I argued that technical debt should reflect the fact that the very act of shipping software incurs all sorts of possible liabilities, any one of which may incur some future cost.
Future service costs
Executives getting on planes to deal with critical situations
Fines resulting from privacy violations
Loss of business from failing a compliance audit
Loss of intellectual capital due to security flaws
The nature of the liabilities very from domain to domain. Shipping the next rev of a mobile game like angry birds entails much less liability that next rev of avionic software for a commercial jet.
The costs of fixing the code may be the least of it and under-estimates the assumed labilites. Reasoning about whether these liabilities outweigh the benefits of shipping the code is key to the ship decision.

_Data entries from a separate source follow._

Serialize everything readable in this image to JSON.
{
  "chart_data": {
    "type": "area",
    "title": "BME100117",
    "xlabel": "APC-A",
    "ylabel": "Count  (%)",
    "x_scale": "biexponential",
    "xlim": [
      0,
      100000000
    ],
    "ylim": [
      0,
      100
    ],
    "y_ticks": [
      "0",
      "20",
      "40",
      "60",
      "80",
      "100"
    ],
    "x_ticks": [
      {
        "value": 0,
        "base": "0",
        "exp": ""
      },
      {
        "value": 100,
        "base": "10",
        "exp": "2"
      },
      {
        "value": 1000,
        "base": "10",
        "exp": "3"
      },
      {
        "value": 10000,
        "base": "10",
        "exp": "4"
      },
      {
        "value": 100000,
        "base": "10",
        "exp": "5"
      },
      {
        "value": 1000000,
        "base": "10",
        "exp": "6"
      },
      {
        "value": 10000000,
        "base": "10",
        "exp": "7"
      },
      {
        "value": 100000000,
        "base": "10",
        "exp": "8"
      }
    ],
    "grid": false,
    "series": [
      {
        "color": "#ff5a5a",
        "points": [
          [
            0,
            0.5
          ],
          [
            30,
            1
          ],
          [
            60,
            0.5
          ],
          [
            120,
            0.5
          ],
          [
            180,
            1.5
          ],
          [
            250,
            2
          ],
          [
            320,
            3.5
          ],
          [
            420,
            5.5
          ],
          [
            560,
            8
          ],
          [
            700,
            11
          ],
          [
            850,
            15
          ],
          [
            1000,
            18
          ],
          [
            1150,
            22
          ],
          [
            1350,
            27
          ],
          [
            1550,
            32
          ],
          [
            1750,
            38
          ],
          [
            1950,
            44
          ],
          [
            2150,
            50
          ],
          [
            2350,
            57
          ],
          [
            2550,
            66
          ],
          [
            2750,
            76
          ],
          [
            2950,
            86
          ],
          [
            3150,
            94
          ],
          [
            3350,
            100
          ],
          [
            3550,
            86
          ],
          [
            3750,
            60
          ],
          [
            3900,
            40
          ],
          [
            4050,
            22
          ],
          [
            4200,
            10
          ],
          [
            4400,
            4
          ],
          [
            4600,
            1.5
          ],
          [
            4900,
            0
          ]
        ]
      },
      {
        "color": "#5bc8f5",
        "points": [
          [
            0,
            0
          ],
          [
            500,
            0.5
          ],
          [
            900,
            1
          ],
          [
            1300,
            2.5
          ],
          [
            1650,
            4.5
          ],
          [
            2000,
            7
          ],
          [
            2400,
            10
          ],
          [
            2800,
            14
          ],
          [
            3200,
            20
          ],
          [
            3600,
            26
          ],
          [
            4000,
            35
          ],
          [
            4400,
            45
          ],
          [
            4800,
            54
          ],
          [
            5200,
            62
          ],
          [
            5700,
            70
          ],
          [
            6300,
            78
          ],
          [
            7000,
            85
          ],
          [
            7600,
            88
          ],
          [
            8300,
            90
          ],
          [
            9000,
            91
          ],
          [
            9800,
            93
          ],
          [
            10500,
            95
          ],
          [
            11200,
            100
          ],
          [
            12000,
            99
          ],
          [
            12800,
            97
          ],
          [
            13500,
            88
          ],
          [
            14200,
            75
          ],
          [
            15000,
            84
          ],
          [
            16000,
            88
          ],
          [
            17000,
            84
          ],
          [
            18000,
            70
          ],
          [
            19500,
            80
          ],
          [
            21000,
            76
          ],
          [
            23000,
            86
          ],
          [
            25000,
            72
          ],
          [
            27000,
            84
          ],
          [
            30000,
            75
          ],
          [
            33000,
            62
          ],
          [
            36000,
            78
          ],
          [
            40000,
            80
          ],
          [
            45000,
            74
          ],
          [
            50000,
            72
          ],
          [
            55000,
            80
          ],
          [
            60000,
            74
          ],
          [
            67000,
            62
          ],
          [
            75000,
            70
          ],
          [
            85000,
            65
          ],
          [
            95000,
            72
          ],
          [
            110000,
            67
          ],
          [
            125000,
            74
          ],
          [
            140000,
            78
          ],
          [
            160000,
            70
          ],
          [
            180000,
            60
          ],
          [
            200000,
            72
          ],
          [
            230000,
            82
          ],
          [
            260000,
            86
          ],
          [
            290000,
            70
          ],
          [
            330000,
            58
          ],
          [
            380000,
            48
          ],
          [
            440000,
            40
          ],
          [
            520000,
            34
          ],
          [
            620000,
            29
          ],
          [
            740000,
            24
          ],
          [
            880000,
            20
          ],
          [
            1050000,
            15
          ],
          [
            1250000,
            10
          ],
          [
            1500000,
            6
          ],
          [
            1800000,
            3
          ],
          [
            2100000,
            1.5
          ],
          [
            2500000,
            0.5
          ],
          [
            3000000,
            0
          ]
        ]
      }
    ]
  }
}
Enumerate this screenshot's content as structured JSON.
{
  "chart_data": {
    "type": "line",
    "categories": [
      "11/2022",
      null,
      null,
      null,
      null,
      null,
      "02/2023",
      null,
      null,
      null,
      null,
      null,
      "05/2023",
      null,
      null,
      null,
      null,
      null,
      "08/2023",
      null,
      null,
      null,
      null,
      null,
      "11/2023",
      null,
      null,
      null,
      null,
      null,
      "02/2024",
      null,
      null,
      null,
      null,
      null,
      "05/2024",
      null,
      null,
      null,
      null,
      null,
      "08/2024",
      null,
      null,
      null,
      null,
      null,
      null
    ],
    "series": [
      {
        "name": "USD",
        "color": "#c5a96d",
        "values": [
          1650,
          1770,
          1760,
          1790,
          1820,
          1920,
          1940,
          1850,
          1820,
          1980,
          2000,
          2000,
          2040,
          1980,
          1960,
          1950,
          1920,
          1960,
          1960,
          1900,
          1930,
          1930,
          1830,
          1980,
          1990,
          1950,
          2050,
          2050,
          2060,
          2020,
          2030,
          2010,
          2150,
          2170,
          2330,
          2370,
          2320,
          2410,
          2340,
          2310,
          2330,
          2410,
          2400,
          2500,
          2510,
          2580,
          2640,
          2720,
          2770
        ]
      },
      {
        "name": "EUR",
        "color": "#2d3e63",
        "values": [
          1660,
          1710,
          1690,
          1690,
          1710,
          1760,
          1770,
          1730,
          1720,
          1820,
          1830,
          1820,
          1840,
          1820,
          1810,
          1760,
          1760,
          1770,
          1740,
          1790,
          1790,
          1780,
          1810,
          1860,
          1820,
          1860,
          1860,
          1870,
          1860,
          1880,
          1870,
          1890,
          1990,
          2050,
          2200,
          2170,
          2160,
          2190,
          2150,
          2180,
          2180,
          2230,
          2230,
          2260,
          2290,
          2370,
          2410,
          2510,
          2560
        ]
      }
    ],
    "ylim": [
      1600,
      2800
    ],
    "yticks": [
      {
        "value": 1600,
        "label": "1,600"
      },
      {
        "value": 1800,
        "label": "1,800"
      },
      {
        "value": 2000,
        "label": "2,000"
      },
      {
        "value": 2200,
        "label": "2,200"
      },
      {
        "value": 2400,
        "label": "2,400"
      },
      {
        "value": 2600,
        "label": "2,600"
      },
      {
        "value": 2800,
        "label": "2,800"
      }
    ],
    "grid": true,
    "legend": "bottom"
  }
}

Since I wrote that entry I have been watching the technical debt space and see that I may be the minority, but not alone, with this perspective, Some people argue that technical debt is solely the cost of addressing shortfalls in the code. Others adopt a broader definition. In fact, in a conversation I had with Capers Jones, a long-time expert in software measurement, he shared a conversation he had with Ward discussing the same points. I have seen others make a distinction between software debt and technical debt. I have decided not to weigh in on this argument, but suggest we call all of the liabilities, (wait for it ...) technical liability.
There is a key difference between standardly-defined technical debt and technical liability: Technical debt involves code quality and can be determined. The liabilities involve possible future events and so entail predictions of the future. Some might even consider technical debt knowable and technical liability unknowable.
Readers of this blog know where I am going. Technical liability, unlike the more limited technical debt, involves a range of future possibilities and so each of the components of liability should be specified as a random variable with a probability distribution. The security violation might or might not occur. But if it does, the possible expense could sink the company. Reasoning about the risk takes some advanced techniques like setting the price of an insurance policy.
Finally, the economic decision if it makes sense to ship a piece of software, one needs to balance the value expected from the ship against the assumed liabilities. Note that the future value is also a random variable. In that case the decision to ship should be based on the techniques found here. I will elaborate the reasoning ibehind technical liability n a future blog (promise).
In summary then, technical liability gives a more complete picture of the economics of shipping a piece of code than technical debt, but it requires more sophisticated analysis.